Timing of reproductive maturation by itself seems unlikely to play a major role in fertility behavior in males. In many societies reproduction does not start until the mid-20s long after reproductive maturation is complete and late maturers have had a chance to catch up with early maturers in terms of the impact of testosterone and its behavioral and somatic effects. For instance, early maturers start the pubertal growth spurt earlier and go through it with greater intensity; they are not taller than late maturers at the end of puberty (Bourguignon, 1988; Vizmanos et al., 2001). Thus, although height has been related to male fertility (Pawlowski et al., 2000) as well as sperm count (Manning et al., 1998), variation in height is not established at puberty.

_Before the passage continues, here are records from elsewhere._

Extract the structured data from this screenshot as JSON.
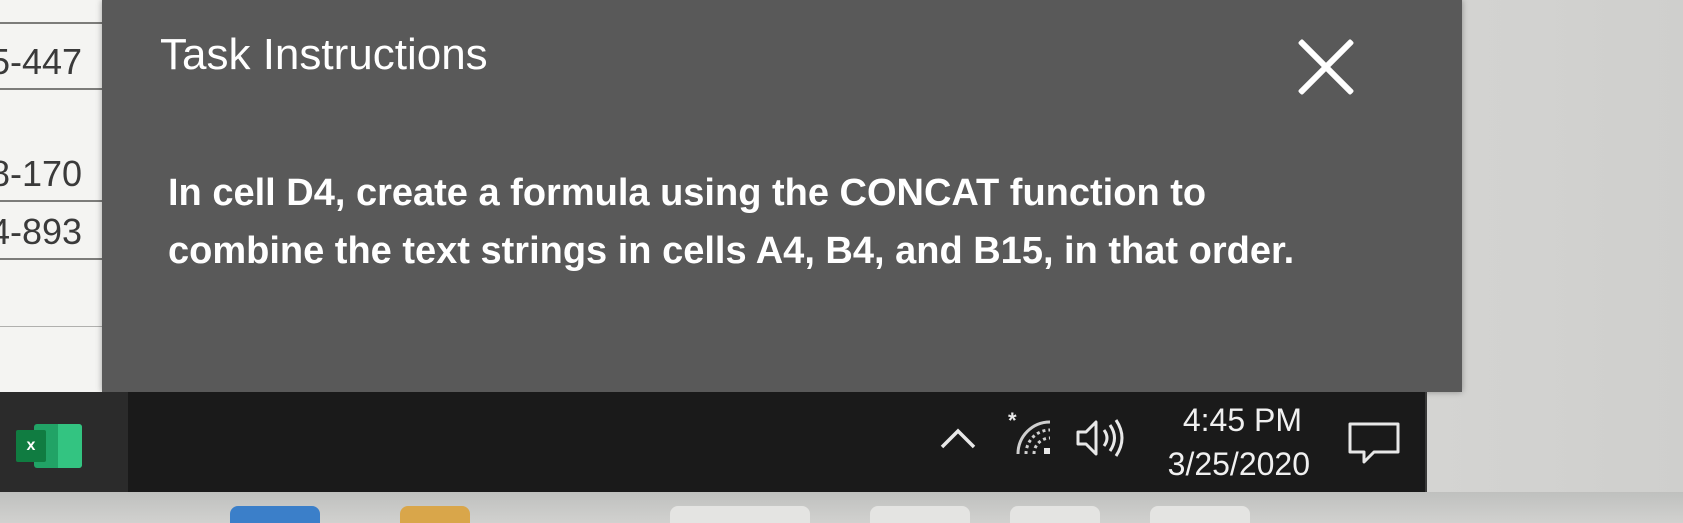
{
  "spreadsheet": {
    "cells": [
      "",
      "5-447",
      "",
      "8-170",
      "4-893",
      ""
    ]
  },
  "task_panel": {
    "title": "Task Instructions",
    "close_icon": "close-icon",
    "instructions": "In cell D4, create a formula using the CONCAT function to combine the text strings in cells A4, B4, and B15, in that order."
  },
  "taskbar": {
    "app_icon": "excel-icon",
    "tray_icons": [
      "chevron-up-icon",
      "wifi-icon",
      "volume-icon",
      "notification-icon"
    ],
    "time": "4:45 PM",
    "date": "3/25/2020"
  },
  "colors": {
    "panel_bg": "#595959",
    "taskbar_bg": "#1a1a1a",
    "excel_green": "#107c41"
  }
}
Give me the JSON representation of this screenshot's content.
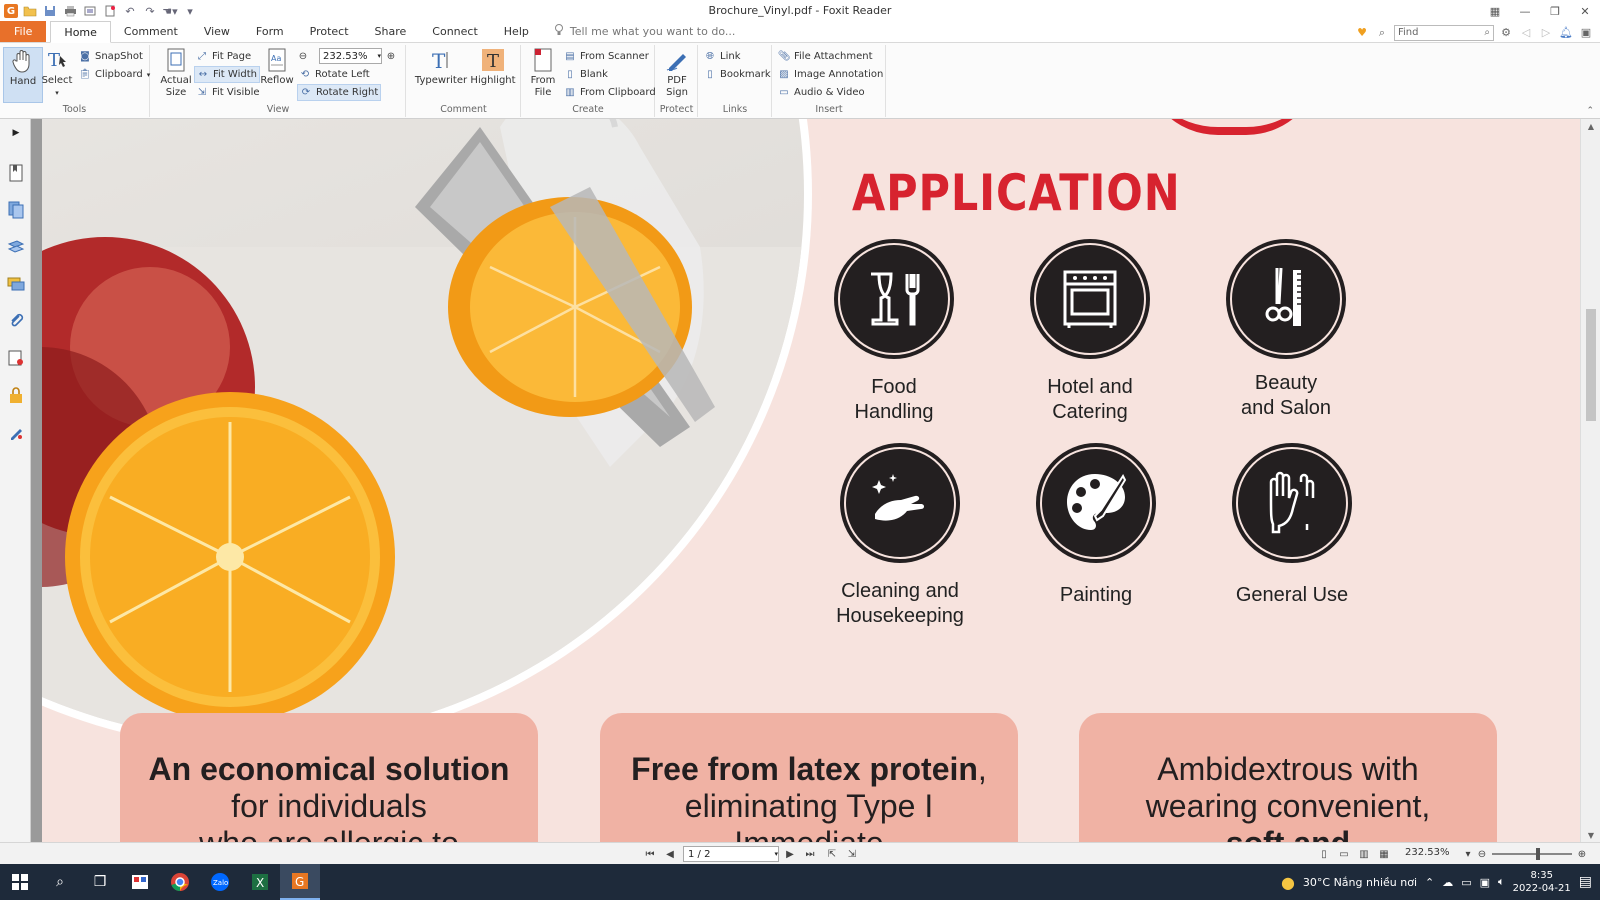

Instead, pubertal timing in males is likely a proxy for individual variation in the activity of the hypothalamic-pituitary-testicular axis established early in development and persisting into adulthood (Bribiescas, 2001). Variations in testosterone levels as well as production rates in Western populations are quite heritable (Handelsman, 1997; Meikle et al., 1997), suggesting that individual differences in testosterone and its effects on behavior go back at least to prenatal development. For instance, testosterone has been related to aggression in both preschool boys (Sanchez-Martin et al., 2000) and prepubertal adolescent males (Gerra et al., 1998). Scerbo and Kolko (1994) report that testosterone was related to aggression in a sample of disruptive prepubertal children, although Constantino et al. (1993) did not find elevated testosterone and aggression in 18 highly aggressive prepubertal boys compared to normal controls.
Such a developmental model may help explain recent findings of genetic influences on the timing of first intercourse among adolescent boys (Miller et al., 1999; Rodgers et al., 1999). Rodgers et al.’s findings fail to account for the effects of pubertal timing, which presumably has genetic elements in boys, as it does in girls (Campbell and Udry, 1995). On the other hand, Miller et al.’s findings that variation in genes for dopamine receptor type helps account for variation in age at first sexual intercourse in a sample of non-Hispanic European American men and women, even controlling for a variety of psychosocial factors, is compatible with individual variation in risk taking, given evidence for dopamine in impulsivity among adolescents with attention-deficit disorder with hyperactivity (Rosa Neto et al., 2002).
However, Rodger et al.’s genetic findings hold for European American males, but not females and not African American males, suggesting an important interaction of genetic factors with the social context in which behavior is expressed. We will come back to this point in our discussion of cultural variation in the development of male fertility behavior.